Number of Research Flights
I thought it would be interesting to compare Uncle Gene's research flight record with those of his peers. But who should I include? Those pilots that flew during the same time period as Gene? That would be no contest at all. Gene only flew from April of 1947 until December of 1949 and with that time restriction, the next closest in number of flights would be Chuck Yeager with less than 1/5 as many as Gene. No, to be fair it need to be broader. It needed to include all those pilots who flew similar aircraft in similar research programs. But just where do I draw the line?
Richard Hallion, Air Force Historian, divides the United State's high speed aircraft research program into two phases -- transonic-supersonic (investigating speeds from Mach .8 through Mach 5) and hypersonic (investigating flight at speeds greater than Mach 5). NASA now refers to the research aircraft that explored these speed ranges and their associated "barriers" (the sound barrier and the thermal barrier) as Round One and Round Two vehicles.

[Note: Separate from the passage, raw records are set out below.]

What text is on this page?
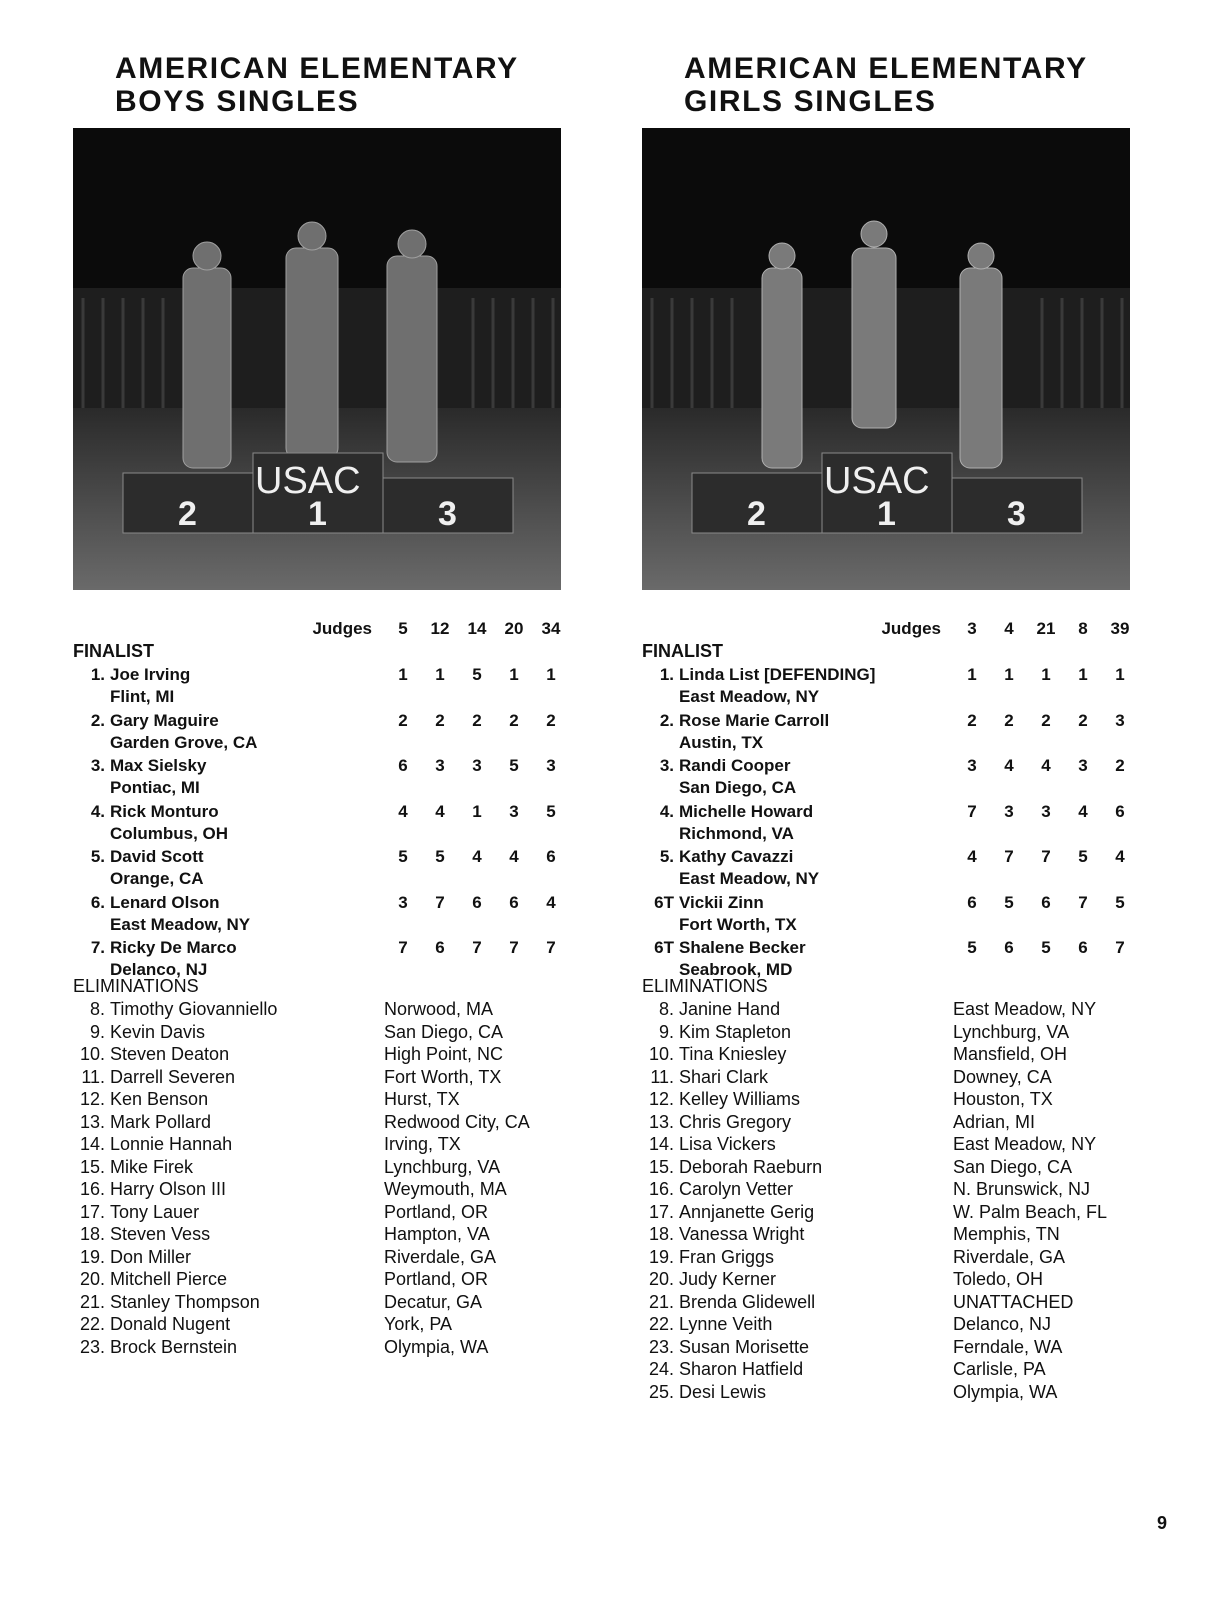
AMERICAN ELEMENTARY
BOYS SINGLES
USAC
2	1	3
Judges	5	12	14	20	34
FINALIST
1. Joe Irving
Flint, MI
1	1	5	1	1
2. Gary Maguire
Garden Grove, CA
2	2	2	2	2
3. Max Sielsky
Pontiac, MI
6	3	3	5	3
4. Rick Monturo
Columbus, OH
4	4	1	3	5
5. David Scott
Orange, CA
5	5	4	4	6
6. Lenard Olson
East Meadow, NY
3	7	6	6	4
7. Ricky De Marco
Delanco, NJ
7	6	7	7	7
ELIMINATIONS
8. Timothy Giovanniello	Norwood, MA
9. Kevin Davis	San Diego, CA
10. Steven Deaton	High Point, NC
11. Darrell Severen	Fort Worth, TX
12. Ken Benson	Hurst, TX
13. Mark Pollard	Redwood City, CA
14. Lonnie Hannah	Irving, TX
15. Mike Firek	Lynchburg, VA
16. Harry Olson III	Weymouth, MA
17. Tony Lauer	Portland, OR
18. Steven Vess	Hampton, VA
19. Don Miller	Riverdale, GA
20. Mitchell Pierce	Portland, OR
21. Stanley Thompson	Decatur, GA
22. Donald Nugent	York, PA
23. Brock Bernstein	Olympia, WA
AMERICAN ELEMENTARY
GIRLS SINGLES
USAC
2	1	3
Judges	3	4	21	8	39
FINALIST
1. Linda List [DEFENDING]
East Meadow, NY
1	1	1	1	1
2. Rose Marie Carroll
Austin, TX
2	2	2	2	3
3. Randi Cooper
San Diego, CA
3	4	4	3	2
4. Michelle Howard
Richmond, VA
7	3	3	4	6
5. Kathy Cavazzi
East Meadow, NY
4	7	7	5	4
6T Vickii Zinn
Fort Worth, TX
6	5	6	7	5
6T Shalene Becker
Seabrook, MD
5	6	5	6	7
ELIMINATIONS
8. Janine Hand	East Meadow, NY
9. Kim Stapleton	Lynchburg, VA
10. Tina Kniesley	Mansfield, OH
11. Shari Clark	Downey, CA
12. Kelley Williams	Houston, TX
13. Chris Gregory	Adrian, MI
14. Lisa Vickers	East Meadow, NY
15. Deborah Raeburn	San Diego, CA
16. Carolyn Vetter	N. Brunswick, NJ
17. Annjanette Gerig	W. Palm Beach, FL
18. Vanessa Wright	Memphis, TN
19. Fran Griggs	Riverdale, GA
20. Judy Kerner	Toledo, OH
21. Brenda Glidewell	UNATTACHED
22. Lynne Veith	Delanco, NJ
23. Susan Morisette	Ferndale, WA
24. Sharon Hatfield	Carlisle, PA
25. Desi Lewis	Olympia, WA
9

Round One research began in 1946 with the first flight of the Bell XS-1, and includes all the later and improved versions of the X-1, the Skystreak, Skyrocket, X-2 and X-3. These research flights were conducted by Bell, Douglas, the Air Force and NACA. Round Two began in 1959 with the first flight of the X-15.
Concurrently, flight testing was underway on what NASA now refers to as the Configuration Explorers. These were aircraft designed to explore new design configurations such as delta wings, semi-tailless designs, canards, winglets, etc., that may improve the performance or safety of research, military and/or commercial aircraft. These included the semi-tailless X-4, the variable swept-wing X-5 and the delta winged XF-92A. I am not including those aircraft flights in my comparison because the purpose of their research programs was different than the true Round One aircraft. For example, the XF-92A flew at transonic-supersonic speeds, but the research program was designed to investigate the delta wing configuration, not the transonic-supersonic speed range itself.
As the chart below shows, Uncle Gene tops the list of Round One research pilots! And the D-558 aircraft, the "X planes that weren't," accounted for 65% of the transonic-supersonic research flights! Yet few have heard of Gene May, the Skystreak or Skyrocket. Amazing!
And -- I believe that about 25 of the Skyrocket flights that have been credited to Bill Bridgeman were actually made by Gene (see Flight Log Discrepancies elsewhere on this site), thereby raising the above listed total of 149 to 179!!!